SCROLL UNTUK MELANJUTKAN BACA

5 Adab Ketika Membaca Al-Qur’an

Bagikan:

AshefaNews – Dalam setiap aktivitas, Islam telah memberikan arahan yang jelas agar segala perbuatan senantiasa bernilai pahala. Terlebih lagi ketika membaca ayat suci al-Qur’an, maka tidak heran jika islam telah menuntun umatnya agar mengetahui dan menerapkan adab ketika membaca al-Qur’an.

Sebab sejatinya apa yang kita lakukan di dunia hanya bermuara pada ridha Allah Swt. Maka tentu aturan yang diterapkan pun merupakan upaya untuk meraih keberkahan dari-Nya, termasuk menerapkan adab ketika membaca al-Qur’an.

Sangat amat disayangkan apabila kita melakukan suatu aktivitas namun tidak disertai dengan pedoman yang benar. Maka pada hakikatnya perbuatan itu tidak bernilai pahala, oleh karenanya kita perlu mengetahui pedomannya. Agar apa yang kita lakukan sesuai dengan konsep ibadah yang berniat pahala. yakni niat dan caranya yang benar, maka dari itu berikut 5 adab ketika membaca al-Qur’an yang perlu kita ketahui:

Adab Ketika Membaca Al-Qur’an: Pertama, Meluruskan niat

Keberadaan niat dalam suatu amalan merupakan hal yang penting, sebab niat merupakan inti daripada apa yang dilakukannya. Konsep dalam beribadah dalam islam ialah harus benar caranya dan benar niatnya. Benar caranya yakni tidak dilakukan dengan melanggar hukum syara, seperti bersedekah tapi dengan uang haram. 

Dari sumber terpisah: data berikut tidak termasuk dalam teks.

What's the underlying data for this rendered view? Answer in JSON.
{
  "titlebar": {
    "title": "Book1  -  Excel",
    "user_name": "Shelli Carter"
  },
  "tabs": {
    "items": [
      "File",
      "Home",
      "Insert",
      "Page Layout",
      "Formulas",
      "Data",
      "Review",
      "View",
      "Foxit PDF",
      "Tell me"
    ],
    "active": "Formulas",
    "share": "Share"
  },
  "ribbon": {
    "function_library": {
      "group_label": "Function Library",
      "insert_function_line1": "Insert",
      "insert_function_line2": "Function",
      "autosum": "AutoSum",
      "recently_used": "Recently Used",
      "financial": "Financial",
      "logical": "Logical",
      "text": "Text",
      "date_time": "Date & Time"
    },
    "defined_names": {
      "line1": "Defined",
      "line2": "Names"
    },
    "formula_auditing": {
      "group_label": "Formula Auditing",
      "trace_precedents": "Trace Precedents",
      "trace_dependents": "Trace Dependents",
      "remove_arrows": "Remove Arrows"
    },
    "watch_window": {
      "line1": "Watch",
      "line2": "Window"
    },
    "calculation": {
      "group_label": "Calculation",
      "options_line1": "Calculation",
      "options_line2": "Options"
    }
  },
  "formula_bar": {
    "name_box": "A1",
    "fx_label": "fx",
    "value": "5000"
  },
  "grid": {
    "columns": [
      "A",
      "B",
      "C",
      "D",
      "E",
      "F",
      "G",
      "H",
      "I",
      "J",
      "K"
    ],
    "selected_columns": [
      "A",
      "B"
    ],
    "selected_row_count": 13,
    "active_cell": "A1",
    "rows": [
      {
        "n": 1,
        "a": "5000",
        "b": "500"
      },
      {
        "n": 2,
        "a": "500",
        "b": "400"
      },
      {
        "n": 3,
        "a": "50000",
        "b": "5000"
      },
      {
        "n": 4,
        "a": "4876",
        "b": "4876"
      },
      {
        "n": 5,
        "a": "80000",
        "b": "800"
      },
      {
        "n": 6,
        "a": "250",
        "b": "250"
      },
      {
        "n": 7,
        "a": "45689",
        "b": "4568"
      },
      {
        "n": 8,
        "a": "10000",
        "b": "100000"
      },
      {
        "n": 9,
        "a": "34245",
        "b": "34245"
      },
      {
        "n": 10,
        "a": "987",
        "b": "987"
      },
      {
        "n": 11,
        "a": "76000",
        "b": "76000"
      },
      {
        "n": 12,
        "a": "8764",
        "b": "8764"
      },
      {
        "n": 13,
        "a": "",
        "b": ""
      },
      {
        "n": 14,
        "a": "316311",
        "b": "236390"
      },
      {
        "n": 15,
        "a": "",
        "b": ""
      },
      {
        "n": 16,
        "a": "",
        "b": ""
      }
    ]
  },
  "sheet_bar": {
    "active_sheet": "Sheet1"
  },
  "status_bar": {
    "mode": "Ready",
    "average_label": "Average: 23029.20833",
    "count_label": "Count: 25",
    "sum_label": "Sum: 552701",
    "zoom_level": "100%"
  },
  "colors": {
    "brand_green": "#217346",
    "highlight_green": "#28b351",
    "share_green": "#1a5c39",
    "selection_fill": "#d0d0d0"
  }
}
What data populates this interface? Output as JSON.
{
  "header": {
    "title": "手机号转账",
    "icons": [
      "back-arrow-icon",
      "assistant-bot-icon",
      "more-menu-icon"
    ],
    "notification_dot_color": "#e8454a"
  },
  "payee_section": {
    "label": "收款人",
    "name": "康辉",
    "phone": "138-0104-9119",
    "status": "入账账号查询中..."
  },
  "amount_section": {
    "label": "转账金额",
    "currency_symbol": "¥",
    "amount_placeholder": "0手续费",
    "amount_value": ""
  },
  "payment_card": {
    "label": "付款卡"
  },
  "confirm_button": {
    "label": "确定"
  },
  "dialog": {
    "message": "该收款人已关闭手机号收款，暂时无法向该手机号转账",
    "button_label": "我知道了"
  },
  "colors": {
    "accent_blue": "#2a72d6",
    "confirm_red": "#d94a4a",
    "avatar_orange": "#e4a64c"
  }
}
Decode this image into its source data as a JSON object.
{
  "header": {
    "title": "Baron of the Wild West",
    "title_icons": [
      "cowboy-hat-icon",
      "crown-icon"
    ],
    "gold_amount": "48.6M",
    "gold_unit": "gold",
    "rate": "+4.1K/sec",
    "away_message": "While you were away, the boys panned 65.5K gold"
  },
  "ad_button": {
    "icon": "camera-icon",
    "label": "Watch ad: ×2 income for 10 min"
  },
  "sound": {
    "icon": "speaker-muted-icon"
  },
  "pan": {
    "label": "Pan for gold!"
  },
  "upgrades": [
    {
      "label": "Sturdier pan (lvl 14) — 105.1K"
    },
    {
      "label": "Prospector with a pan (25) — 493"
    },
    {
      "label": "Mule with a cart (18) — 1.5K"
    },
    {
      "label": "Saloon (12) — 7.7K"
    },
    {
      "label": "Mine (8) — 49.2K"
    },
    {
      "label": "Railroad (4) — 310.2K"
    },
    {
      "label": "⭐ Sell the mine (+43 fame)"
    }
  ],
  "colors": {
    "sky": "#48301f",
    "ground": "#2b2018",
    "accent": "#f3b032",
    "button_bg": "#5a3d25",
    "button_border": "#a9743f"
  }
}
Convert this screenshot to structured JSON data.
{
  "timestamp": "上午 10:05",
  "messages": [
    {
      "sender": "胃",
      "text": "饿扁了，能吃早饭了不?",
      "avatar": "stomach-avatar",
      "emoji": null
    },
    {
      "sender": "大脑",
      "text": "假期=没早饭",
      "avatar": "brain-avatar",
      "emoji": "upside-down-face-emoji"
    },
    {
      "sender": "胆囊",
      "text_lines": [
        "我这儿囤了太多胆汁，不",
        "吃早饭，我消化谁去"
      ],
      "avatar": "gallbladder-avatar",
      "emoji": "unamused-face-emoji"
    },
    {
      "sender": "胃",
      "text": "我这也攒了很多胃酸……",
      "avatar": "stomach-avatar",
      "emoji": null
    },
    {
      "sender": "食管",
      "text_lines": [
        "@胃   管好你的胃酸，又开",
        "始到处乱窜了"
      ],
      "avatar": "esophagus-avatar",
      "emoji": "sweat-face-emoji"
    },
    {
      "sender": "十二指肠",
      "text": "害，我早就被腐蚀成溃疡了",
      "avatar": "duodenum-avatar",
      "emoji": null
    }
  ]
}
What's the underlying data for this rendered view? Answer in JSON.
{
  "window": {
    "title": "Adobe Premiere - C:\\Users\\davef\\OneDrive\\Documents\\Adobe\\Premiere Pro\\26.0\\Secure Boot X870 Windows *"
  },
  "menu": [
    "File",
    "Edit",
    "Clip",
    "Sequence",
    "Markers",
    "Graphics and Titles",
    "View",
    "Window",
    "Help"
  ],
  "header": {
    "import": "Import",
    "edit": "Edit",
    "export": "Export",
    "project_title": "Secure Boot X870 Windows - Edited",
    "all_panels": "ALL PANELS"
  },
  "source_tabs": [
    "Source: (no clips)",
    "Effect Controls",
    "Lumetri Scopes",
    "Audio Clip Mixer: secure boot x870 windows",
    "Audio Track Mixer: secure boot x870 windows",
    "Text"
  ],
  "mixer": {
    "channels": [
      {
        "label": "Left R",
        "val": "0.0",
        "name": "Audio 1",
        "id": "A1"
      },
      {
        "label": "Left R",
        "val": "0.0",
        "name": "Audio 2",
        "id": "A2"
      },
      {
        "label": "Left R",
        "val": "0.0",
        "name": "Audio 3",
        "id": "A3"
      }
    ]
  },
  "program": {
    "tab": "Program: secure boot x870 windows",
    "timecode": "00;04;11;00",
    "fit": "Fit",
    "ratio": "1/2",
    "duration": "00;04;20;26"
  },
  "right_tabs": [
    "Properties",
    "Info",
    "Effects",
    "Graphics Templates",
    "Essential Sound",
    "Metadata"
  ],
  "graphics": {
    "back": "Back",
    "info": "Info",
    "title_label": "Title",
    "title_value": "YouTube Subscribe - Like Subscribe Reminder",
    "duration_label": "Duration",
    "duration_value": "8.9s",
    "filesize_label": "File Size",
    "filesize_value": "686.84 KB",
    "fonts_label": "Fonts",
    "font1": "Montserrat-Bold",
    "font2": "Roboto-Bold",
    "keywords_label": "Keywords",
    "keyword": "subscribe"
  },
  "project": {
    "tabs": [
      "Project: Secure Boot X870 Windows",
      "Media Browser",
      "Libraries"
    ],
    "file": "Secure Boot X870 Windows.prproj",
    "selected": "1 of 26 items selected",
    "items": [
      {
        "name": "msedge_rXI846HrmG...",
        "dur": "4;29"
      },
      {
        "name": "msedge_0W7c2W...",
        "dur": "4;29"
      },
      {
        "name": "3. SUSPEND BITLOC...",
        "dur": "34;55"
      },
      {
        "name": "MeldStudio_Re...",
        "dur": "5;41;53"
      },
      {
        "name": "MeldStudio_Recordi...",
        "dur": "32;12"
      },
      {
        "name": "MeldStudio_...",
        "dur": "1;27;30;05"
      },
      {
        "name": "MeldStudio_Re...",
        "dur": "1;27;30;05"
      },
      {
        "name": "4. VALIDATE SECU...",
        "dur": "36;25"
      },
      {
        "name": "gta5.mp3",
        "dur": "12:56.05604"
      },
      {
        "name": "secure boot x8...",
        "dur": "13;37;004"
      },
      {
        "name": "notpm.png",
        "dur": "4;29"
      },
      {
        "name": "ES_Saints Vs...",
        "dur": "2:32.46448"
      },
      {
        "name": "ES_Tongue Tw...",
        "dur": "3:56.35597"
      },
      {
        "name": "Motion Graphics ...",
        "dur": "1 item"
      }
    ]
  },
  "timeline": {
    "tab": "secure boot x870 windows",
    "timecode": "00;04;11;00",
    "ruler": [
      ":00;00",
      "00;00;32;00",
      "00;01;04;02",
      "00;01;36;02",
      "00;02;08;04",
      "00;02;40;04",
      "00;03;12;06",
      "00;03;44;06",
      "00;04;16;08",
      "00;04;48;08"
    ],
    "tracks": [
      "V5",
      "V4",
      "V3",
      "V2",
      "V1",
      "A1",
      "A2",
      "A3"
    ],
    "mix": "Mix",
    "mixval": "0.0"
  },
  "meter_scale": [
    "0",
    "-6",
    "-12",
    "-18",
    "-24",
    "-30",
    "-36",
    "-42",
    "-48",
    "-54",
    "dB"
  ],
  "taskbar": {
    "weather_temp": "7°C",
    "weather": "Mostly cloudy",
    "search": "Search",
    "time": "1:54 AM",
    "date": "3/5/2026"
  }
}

Adapun benar niatnya, maka hanya diniatkan karena Allah Swt. Sebab apabila niatnya tidak benar, maka pelakunya tidak akan mendapatkan pahala kebaikan atas apa yang dilakukannya.

Sebagaimana yang terdapat dalam hadis, Umar bin al-Khaththab radhiyallahu ‘anhu berkata, “Aku mendengar Nabi Shallallahu ‘alaihi wa sallam bersabda, 

إِنَّمَا الْأَعْمَالُ بِالنِّيَّاتِ وَإِنَّمَا لِكُلِّ امْرِئٍ مَا نَوَى، فَمَنْ كَانَتْ هِجْرَتُهُ إِلَى اللهِ وَرَسُوْلِهِ فَهِجْرَتُهُ إِلَى اللهِ وَرَسُوْلِهِ، وَمَنْ كَانَتْ هِجْرَتُهُ لِدُنْيَا يُصِيْبُهَا أَوِ امْرَأَةٍ يَنْكِحُهَا فَهِجْرَتُهُ إِلَى مَا هَاجَرَ إِلَيْهِ  

Artinya: “Amalan-amalan itu hanyalah tergantung dengan niatnya. Dan setiap orang hanyalah mendapatkan sesuai dengan apa yang dia niatkan. Barang siapa yang amalan hijrahnya karena Allah dan Rasul-Nya, hijrahnya itu karena Allah dan Rasul-Nya. Barang siapa yang hijrahnya karena dunia yang ingin ia peroleh atau karena wanita yang ingin ia nikahi, hijrahnya itu menuju apa yang dia niatkan’.” (HR Bukhari dan Muslim)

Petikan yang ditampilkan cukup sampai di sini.